Chanting angry slogans, with resistance fighters firing into the air, the crowd marched toward the cemetery, where the martyrs were laid to rest.
In the city today, the sadness is overwhelming in the city streets; bystanders appear to be angry, shopkeepers stand in front of their stores and women speak in hushed voices full of the loss of these friends and countrymen.
Despite relatively hot weather and the crowded streets, the marchers kept walking to the cemetery, where some thoughtful locals provided water. In the cemetery itself, other mourners waiting at different spots around the cemetery to bury the six martyrs joined the marchers.
One of these spots is the joint tombstone for Eyad and his son Belal, as many of their relatives and friends, looked on sadly as their coffins were laid to rest.
Sighing twice before speaking, Eyad’s uncle, Mohammad Abdelqader Abulineen, 48, said: “Eyad was an extraordinary man; he was very kind, very gentle and helpful. He used to be loved by everybody who knows him. He was really more than a human. But he had to meet his destiny and that’s Allah’s (God) will which we should accept.”
Abulineen told the grieving crowd: “After 6:00pm on Friday, Eyad went with his family, his wife and mother, and two kids, to visit a relative.
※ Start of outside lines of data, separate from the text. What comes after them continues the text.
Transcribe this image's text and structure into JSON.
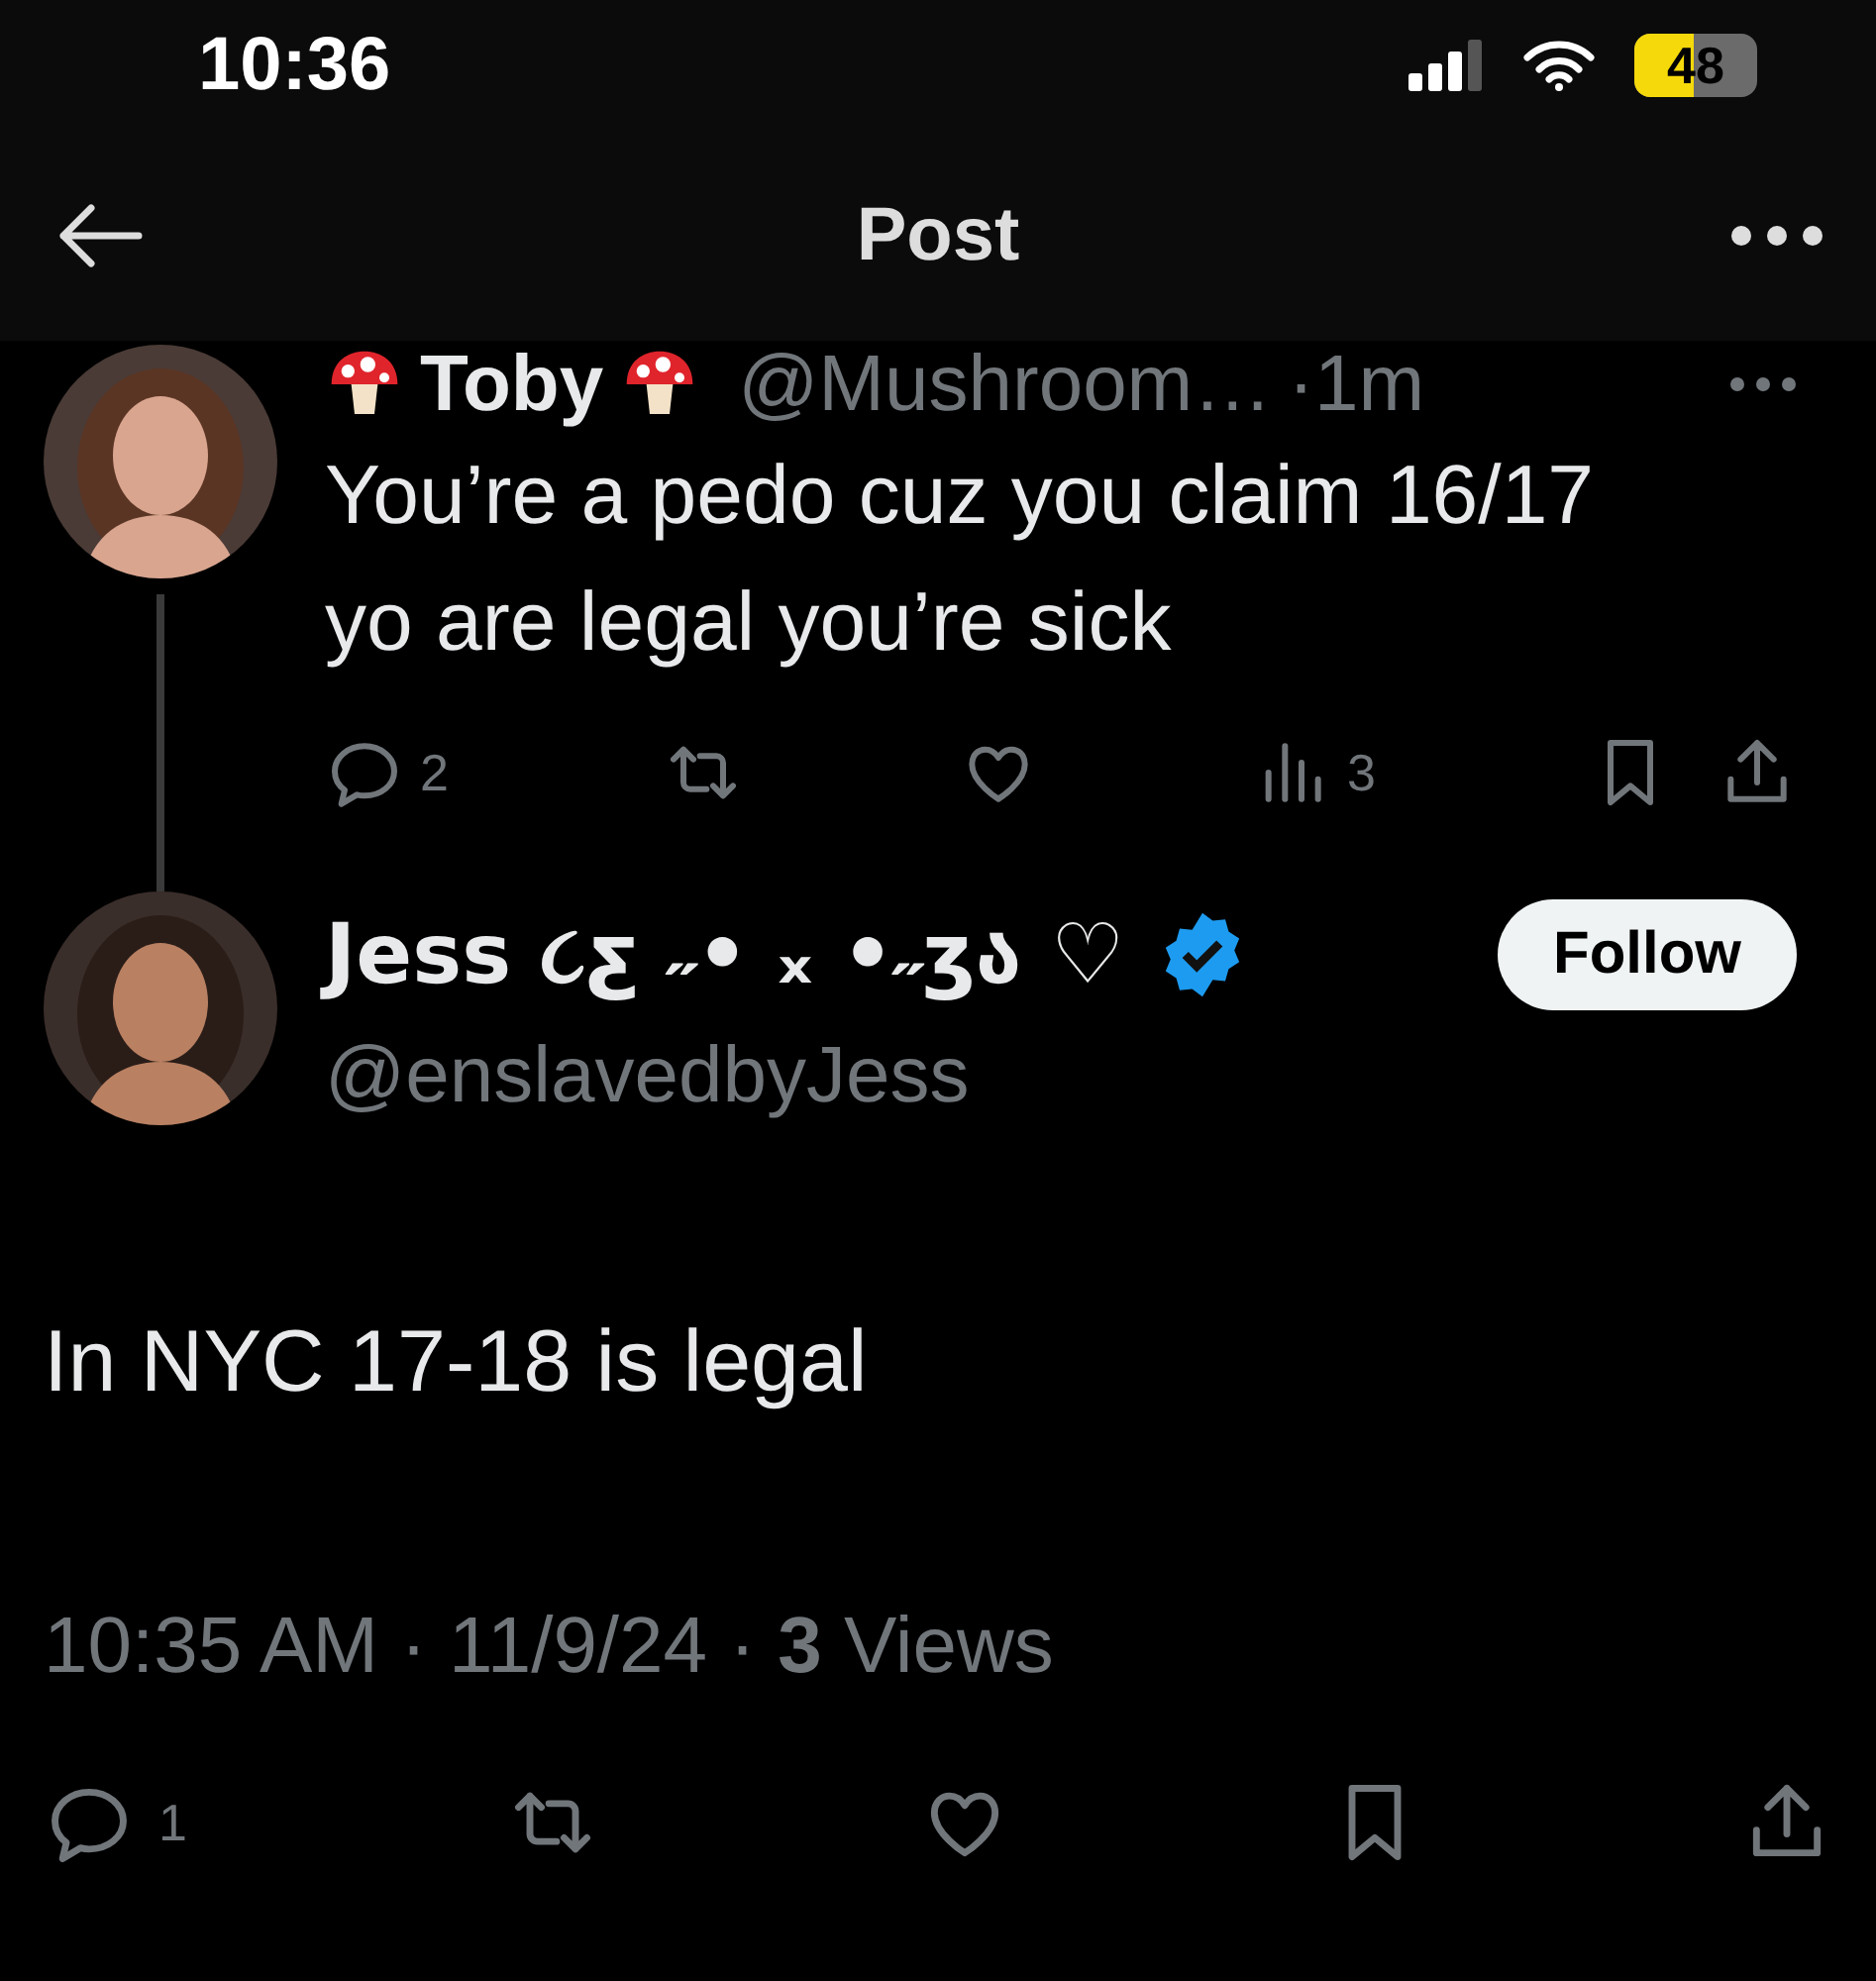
{
  "status_bar": {
    "time": "10:36",
    "battery": "48"
  },
  "header": {
    "title": "Post"
  },
  "reply_to": {
    "display_name": "Toby",
    "handle": "@Mushroom…",
    "time": "·1m",
    "text": "You’re a pedo cuz you claim 16/17 yo are legal you’re sick",
    "replies": "2",
    "views": "3"
  },
  "post": {
    "display_name": "Jess ૮ƹ ˶• ₓ •˶ʒა ♡",
    "verified": true,
    "follow_button": "Follow",
    "handle": "@enslavedbyJess",
    "text": "In NYC 17-18 is legal",
    "meta": "10:35 AM · 11/9/24 · **3** Views",
    "replies": "1"
  }
}
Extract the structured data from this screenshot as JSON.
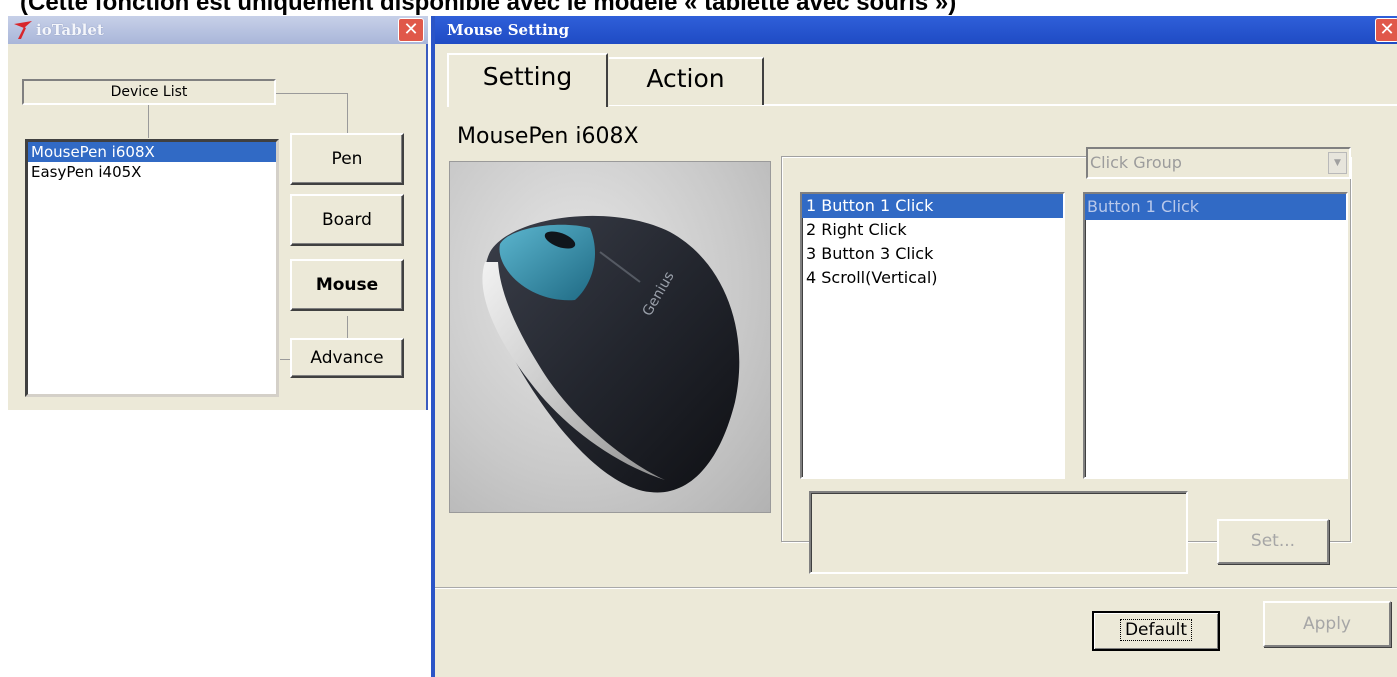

On their way back home from that visit, Eyad dropped his wife and mother, while his two kids Mohammad, 14, and Belal, 7, stayed in the car.
“While driving along the road, someone on the street shouted at Eyad that Israeli warplanes were hovering in the sky. Abruptly, an Israeli missile hit the car, and as 14-year old Mohammad rushed to escape, the car burst into flames, killing Eyad and his 7-year old son.”
A close friend of Eyad’s, calling himself “KHK”, voiced great appreciation of Eyad’s traits, describing him as a lovely person, non-extremist and good-hearted.
“Everybody in the neighborhood loved Eyad. We all lost him”, KH.K said.
Eyad’s brother-in-law, who accompanied the group to the house and service of Eyad and Belal, expressed the same sentiments. He says that “Eyad had no foes at all, everybody respected him”.
Eyad’s brother-in-law expected Eyad’s other son, Mohammad, who was injured due to the Israeli air shelling of Eyad’s car, to be at home within a few hours of the funeral, after he was brought from hospital.
A long row of locals offered condolences to the family of Abulineen, who was forced out by the Israeli occupation forces from the Palestinian town of Bashit in ‘historical Palestine’ [now Israel] in 1948; Mohammad, the wounded child, sat in the front, receiving the condolences, as he was the eldest of Eyad’s three children.
“We led our father to his destiny; Belal and myself insisted that we turn to the site to have a look, after we joined our father, mother and grandmother for a family visit,” Mohammad, holding a stick beside his injured right leg, says bitterly.
“After we spent about 15 minutes drinking some tea, I got out of the car, waiting for my father to take me, while Belal was sticking to my father’s arms, moving the steering wheel. Suddenly, I saw the car on fire and felt as if my leg was destroyed. My brother Belal’s little body was torn apart; it’s a horrible scene I could not stand.”
“My father is a martyr of freedom, I feel I didn’t lose him actually, and one like me should follow in the footsteps of his (or) her father, until freedom is attained and Palestine is returned.”
With these words Mohammad ended his witness’s testimonial to the latest Israeli extrajudicial assassination of six Palestinians including a child, and which wounded about 16 others in the southern Gaza Strip city of Rafah.
According to the Israeli Center for Human Rights in the Occupied Palestinian Territories (B’tselem), the principle of proportionality constitutes one of the central pillars of international humanitarian law.
This principle stipulates that such an extrajudicial attack is forbidden, even when directed against a legitimate military target, if it is known that the attack is liable to result in injury to civilians disproportionate to the military benefit anticipated from the attack.
Rami Almeghari is currently a Senior Translator at the Translation Department of the Gaza-based State Information Service (SIS) and former Editor in Chief of the SIS-linked International Press Center’s English site.